Per Capita: One step forward, two steps back … or is it the other way around?
The prior column was about pieces of the puzzle, how if we raise our gaze from our own circumstance with heat, drought, flood, whatever and take in the growing ubiquity of these extreme events around the planet, we will see a picture that requires us to act forcibly to protect the future.
This column is another way of looking at the same jigsaw-puzzle analogy. Instead of extreme weather events, the pieces are unrelated examples of efforts and facts, some positive, some negative that form a more complex picture that embodies both optimism and pessimism for the future.
Here we go.
A snippet from a recent National Geographic included the statement that, “About a million plastic beverage bottles are sold every minute around the planet.”
A report published on UTILITY DIVE cited an update from the Rocky Mountain Institute and World Resources Institute in their Local Government Renewables Action Tracker, that stated, “Ninety-five local governments across 33 states procured 3,683 megawatts of new renewable energy generation capacity in 2020 through 143 deals, the largest amount of capacity ever added in one year”.

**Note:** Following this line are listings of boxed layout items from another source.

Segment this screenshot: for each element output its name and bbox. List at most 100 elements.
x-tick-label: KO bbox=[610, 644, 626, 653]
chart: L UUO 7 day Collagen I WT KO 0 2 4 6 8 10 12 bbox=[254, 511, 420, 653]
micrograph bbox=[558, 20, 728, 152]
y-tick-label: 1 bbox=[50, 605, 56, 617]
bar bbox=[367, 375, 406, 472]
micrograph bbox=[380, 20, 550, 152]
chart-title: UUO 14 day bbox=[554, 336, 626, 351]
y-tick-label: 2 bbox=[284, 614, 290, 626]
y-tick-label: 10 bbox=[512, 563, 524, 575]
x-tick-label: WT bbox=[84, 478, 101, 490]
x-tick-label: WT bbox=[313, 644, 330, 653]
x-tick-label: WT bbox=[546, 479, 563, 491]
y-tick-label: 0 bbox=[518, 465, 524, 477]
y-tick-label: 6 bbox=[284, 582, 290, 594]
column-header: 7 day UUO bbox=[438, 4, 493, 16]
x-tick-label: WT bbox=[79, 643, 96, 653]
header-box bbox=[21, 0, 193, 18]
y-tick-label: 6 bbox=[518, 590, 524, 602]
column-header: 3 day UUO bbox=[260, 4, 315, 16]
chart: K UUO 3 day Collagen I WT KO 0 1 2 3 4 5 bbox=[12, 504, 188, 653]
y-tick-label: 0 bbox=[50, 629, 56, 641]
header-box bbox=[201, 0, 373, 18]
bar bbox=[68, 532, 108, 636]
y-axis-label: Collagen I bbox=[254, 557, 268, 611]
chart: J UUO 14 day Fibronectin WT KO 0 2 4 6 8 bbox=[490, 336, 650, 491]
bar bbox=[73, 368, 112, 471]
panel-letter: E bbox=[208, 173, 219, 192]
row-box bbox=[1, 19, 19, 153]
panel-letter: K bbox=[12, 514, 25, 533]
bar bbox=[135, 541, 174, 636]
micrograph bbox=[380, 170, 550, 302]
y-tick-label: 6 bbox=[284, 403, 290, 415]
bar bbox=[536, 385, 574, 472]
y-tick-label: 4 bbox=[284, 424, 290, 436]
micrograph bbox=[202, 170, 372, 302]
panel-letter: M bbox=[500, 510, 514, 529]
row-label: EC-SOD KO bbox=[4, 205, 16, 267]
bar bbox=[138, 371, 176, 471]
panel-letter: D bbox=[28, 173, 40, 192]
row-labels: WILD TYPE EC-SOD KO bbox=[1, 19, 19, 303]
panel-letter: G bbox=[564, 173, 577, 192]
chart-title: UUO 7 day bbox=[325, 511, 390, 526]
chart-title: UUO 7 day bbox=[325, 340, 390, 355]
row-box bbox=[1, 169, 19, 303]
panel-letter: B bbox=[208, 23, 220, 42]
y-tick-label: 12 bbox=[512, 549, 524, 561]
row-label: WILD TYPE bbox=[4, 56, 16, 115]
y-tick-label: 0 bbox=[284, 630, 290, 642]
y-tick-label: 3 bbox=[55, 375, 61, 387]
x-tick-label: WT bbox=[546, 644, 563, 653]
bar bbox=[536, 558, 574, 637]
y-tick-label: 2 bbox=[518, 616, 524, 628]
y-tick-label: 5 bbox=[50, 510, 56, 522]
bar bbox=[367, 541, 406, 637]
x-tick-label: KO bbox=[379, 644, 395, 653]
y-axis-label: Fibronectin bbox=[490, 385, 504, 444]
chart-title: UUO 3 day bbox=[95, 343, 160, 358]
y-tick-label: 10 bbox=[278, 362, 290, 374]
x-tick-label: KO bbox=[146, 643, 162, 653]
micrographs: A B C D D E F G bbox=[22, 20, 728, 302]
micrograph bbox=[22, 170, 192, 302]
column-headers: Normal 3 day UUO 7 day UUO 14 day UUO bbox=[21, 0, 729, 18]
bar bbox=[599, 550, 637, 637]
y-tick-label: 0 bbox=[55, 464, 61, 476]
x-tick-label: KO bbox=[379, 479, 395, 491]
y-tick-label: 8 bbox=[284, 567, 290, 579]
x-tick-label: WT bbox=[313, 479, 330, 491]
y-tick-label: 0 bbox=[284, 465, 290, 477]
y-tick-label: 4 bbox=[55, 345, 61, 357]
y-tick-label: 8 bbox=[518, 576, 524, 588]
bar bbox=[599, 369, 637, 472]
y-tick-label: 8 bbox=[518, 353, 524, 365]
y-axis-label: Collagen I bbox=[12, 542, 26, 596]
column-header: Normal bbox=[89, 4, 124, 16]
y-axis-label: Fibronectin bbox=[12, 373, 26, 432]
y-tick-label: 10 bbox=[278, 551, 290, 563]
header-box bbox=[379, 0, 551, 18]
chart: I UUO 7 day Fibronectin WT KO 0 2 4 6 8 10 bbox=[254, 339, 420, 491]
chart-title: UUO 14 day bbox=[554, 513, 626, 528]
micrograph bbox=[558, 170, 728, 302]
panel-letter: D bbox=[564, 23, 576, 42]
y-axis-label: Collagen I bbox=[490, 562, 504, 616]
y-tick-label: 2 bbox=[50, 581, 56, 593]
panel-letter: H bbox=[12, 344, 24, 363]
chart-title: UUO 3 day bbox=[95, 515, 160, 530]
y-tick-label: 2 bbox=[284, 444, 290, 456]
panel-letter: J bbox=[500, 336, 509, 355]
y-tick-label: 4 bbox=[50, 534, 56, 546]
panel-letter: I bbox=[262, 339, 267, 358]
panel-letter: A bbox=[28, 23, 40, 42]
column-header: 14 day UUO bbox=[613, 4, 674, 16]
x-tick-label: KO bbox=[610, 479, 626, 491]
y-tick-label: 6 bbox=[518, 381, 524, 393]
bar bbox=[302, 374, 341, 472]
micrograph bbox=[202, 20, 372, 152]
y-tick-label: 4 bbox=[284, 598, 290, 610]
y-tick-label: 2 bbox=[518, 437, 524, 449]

Also from the UTILITY DIVE, “The Wyoming legislature has sent a trio of bills to the governor that, pending approval, aim to prolong the use of coal-fired generation by requiring an expanded economic analysis of any proposed coal plant closures and creating a $1.2 million fund to litigate coal related legislation in other states.” More: “Wyoming joins four other states — Indiana, Montana, North Dakota, and West Virginia — that have passed or are pursuing legislation that seeks to prevent the closure of coal-fired power plants in some way”.
More from UTILITY DIVE:”A District Court judge dismissed a lawsuit last week challenging the city of Berkeley, California’s 2019 ban on natural gas infrastructure in new low-rise residential construction, a decision that some observers say could inspire more cities to follow with their own restrictions. And in that vein, a New York Times article reported that, “California regulators voted Wednesday to require builders to include solar power and battery storage in many new commercial structures as well in high-rise residential projects”.
The news source Grist issued a bad new, worse bad news article reporting that the National Aeronautics and Space Administration ranked 2020 as the hottest year on record. Other organizations tracking temperature ranked it second, after 2006, and one said it was a tie. So it was a close call. But for context, Grist reports, “for 44 years in a row now the globe has been hotter than the 20th century average” and “The world’s hottest seven years on record have all taken place since 2014”. NASA also reported that, July 2021 was Earth’s hottest month on record.”
CarbonBrief, a daily briefing on all things related to climate and energy, reported in an article entitled “Investment industry at ‘tipping point,’ as $43tn in funds commit to net-zero” that, “Almost half the world’s assets under management have now pledged to meet climate goals after an array of big investors signed up to the Net-Zero Asset Managers initiative”. Adding a bit of a “however” to this good news, it was also noted that very few asset managers actually have “robust policies around issues such as phasing out of coal.”
Again, in a seemingly good news story with a tinge of not so good, Grist also reported that the shipping giant Maersk announced it would operate a “carbon neutral” vessel (think one of those huge container ship like the one that got stuck in the Suez Canal) by 2023 using a fuel that is “made from renewable sources, is free of soot-forming pollutants”, and this is the not so good part, “is currently in scarce supply.”
The fuel, methanol, is currently being used in “about a dozen” chemical tankers but is itself derived from coal or natural gas. Maersk’s plan is to use Bio-Methanol (made from biomass or from biogas from landfills or sewage) or E-methanol produced by combining hydrogen produced by using renewable electricity to split water molecules, with carbon dioxide from exhaust from power plants. It may be a bit ambitious to think this will all be technically possible at a scale to make it economically viable by 2023.
The headline in the New York Times reported that the “Pacific Is Now Open for Wind Farms.” Apparently the U.S. Navy has abandoned its opposition and two areas, one of nearly 400 square miles in Morro Bay and the other off the north coast near Humboldt. Together, the two sites could produce enough electricity for an estimated 1.6 million homes. This decision was just made; no leases have as yet been signed. This announcement comes on the heels of approval for an off-shore wind farm off the coast of Massachusetts, with about a dozen other proposals for the East Coast currently under review.
So, you decide; are we taking one step forward and two steps back, or is it the other way around?